Les migrants, dont la plupart ont traversé pendant des jours le bouchon de Darién pour se diriger vers le nord, sont encore plus vulnérables à leur retour. Ils disposent de moins de fonds pour financer leur voyage et de peu de perspectives d'emploi une fois rentrées. Ils se retrouvent également dans des régions où les groupes criminels sont de plus en plus nombreux à s'en prendre à eux, selon le rapport.

«La plupart de ces personnes sont déjà victimes de violations des droits humains», a indiqué Scott Campbell, représentant des Nations Unies aux droits de l'homme en Colombie, dans un communiqué. «Nous exhortons les autorités à aider les personnes concernées par cette migration inverse afin d'éviter qu'elles ne soient exploitées ou ne tombent dans des réseaux de trafic dirigés par des groupes armés illégaux.» Ce changement marque un renversement radical dans l'un des plus grands mouvements de migrations de masse au monde.

Les migrants voyagent en bus vers le sud, à travers le Mexique et d'autres pays d'Amérique centrale, jusqu'à leur arrivée au centre du Panama. De là, ils paient près de 280 $ US pour embarquer sur des bateaux précaires remplis de passagers et les ramener en Colombie.

Ils empruntent deux itinéraires différents.
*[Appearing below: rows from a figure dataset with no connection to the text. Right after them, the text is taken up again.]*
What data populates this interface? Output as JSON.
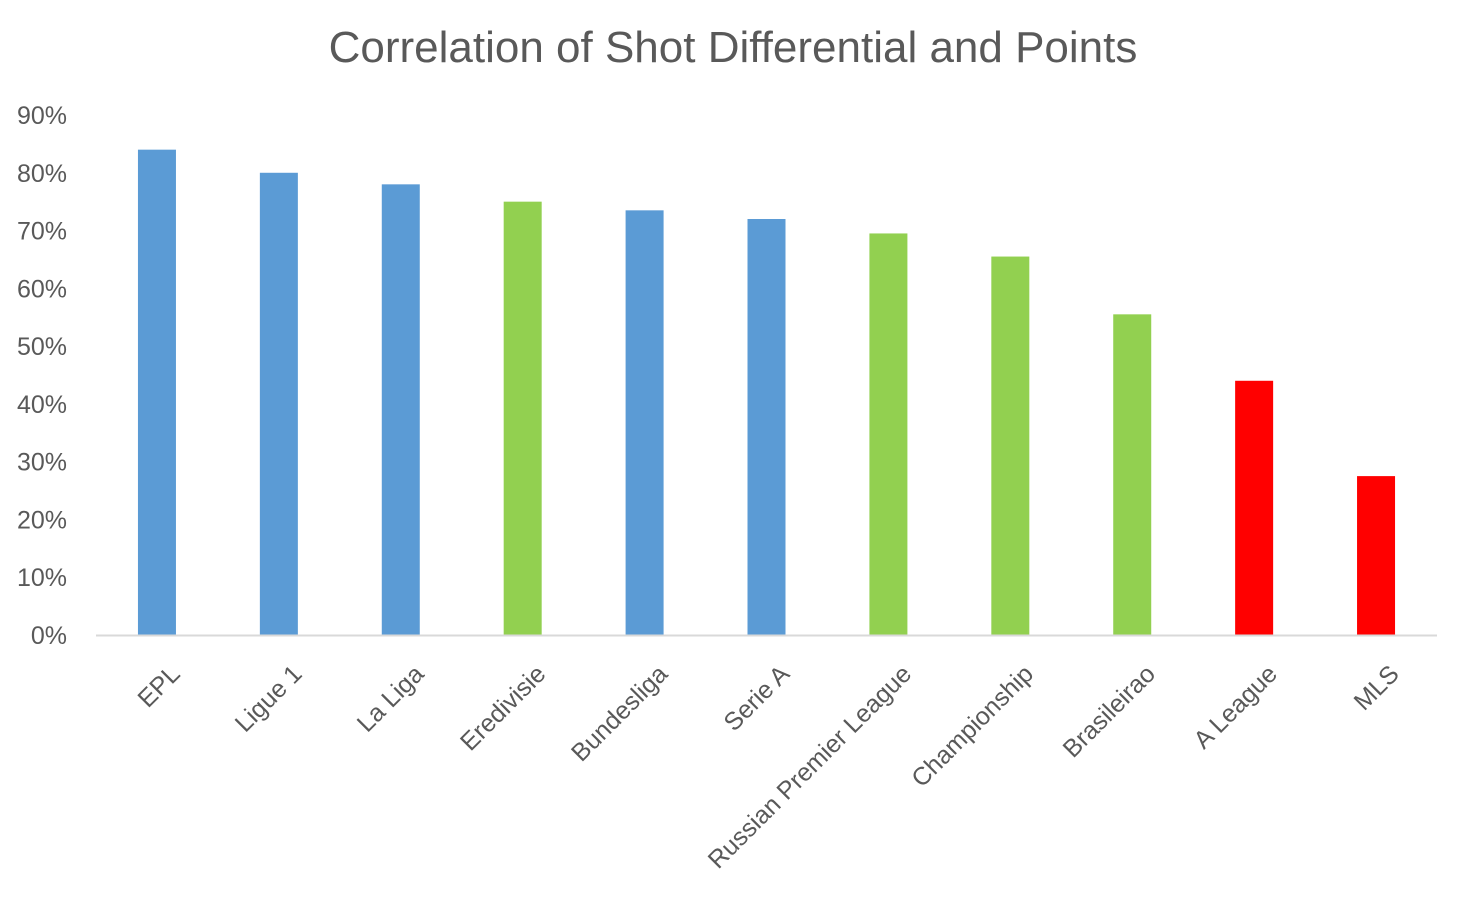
{
  "chart_data": {
    "type": "bar",
    "title": "Correlation of Shot Differential and Points",
    "xlabel": "",
    "ylabel": "",
    "ylim": [
      0,
      90
    ],
    "yticks": [
      0,
      10,
      20,
      30,
      40,
      50,
      60,
      70,
      80,
      90
    ],
    "ytick_labels": [
      "0%",
      "10%",
      "20%",
      "30%",
      "40%",
      "50%",
      "60%",
      "70%",
      "80%",
      "90%"
    ],
    "grid": false,
    "legend": "none",
    "categories": [
      "EPL",
      "Ligue 1",
      "La Liga",
      "Eredivisie",
      "Bundesliga",
      "Serie A",
      "Russian Premier League",
      "Championship",
      "Brasileirao",
      "A League",
      "MLS"
    ],
    "values": [
      84,
      80,
      78,
      75,
      73.5,
      72,
      69.5,
      65.5,
      55.5,
      44,
      27.5
    ],
    "colors": [
      "#5b9bd5",
      "#5b9bd5",
      "#5b9bd5",
      "#92d050",
      "#5b9bd5",
      "#5b9bd5",
      "#92d050",
      "#92d050",
      "#92d050",
      "#ff0000",
      "#ff0000"
    ]
  },
  "colors": {
    "axis_line": "#d9d9d9",
    "text": "#595959"
  }
}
La plupart font des allers-retours d'île en île au nord du Panama, par la mer des Caraïbes, et débarquent dans la petite ville de Necocli, en Colombie, où beaucoup ont commencé leur voyage.

D'autres voyagent vers le sud par la mer, le long d'une bande de jungles entre le Panama et la Colombie, à travers l'océan Pacifique, où ils sont déposés dans des villages isolés ou dans la ville colombienne de Buenaventura. Le Bureau du Médiateur colombien estime qu'environ 450 personnes ont emprunté cette route périlleuse.

La région est l'une des plus violentes de Colombie, et l'absence de présence de l'État est comblée par des groupes armés en guerre.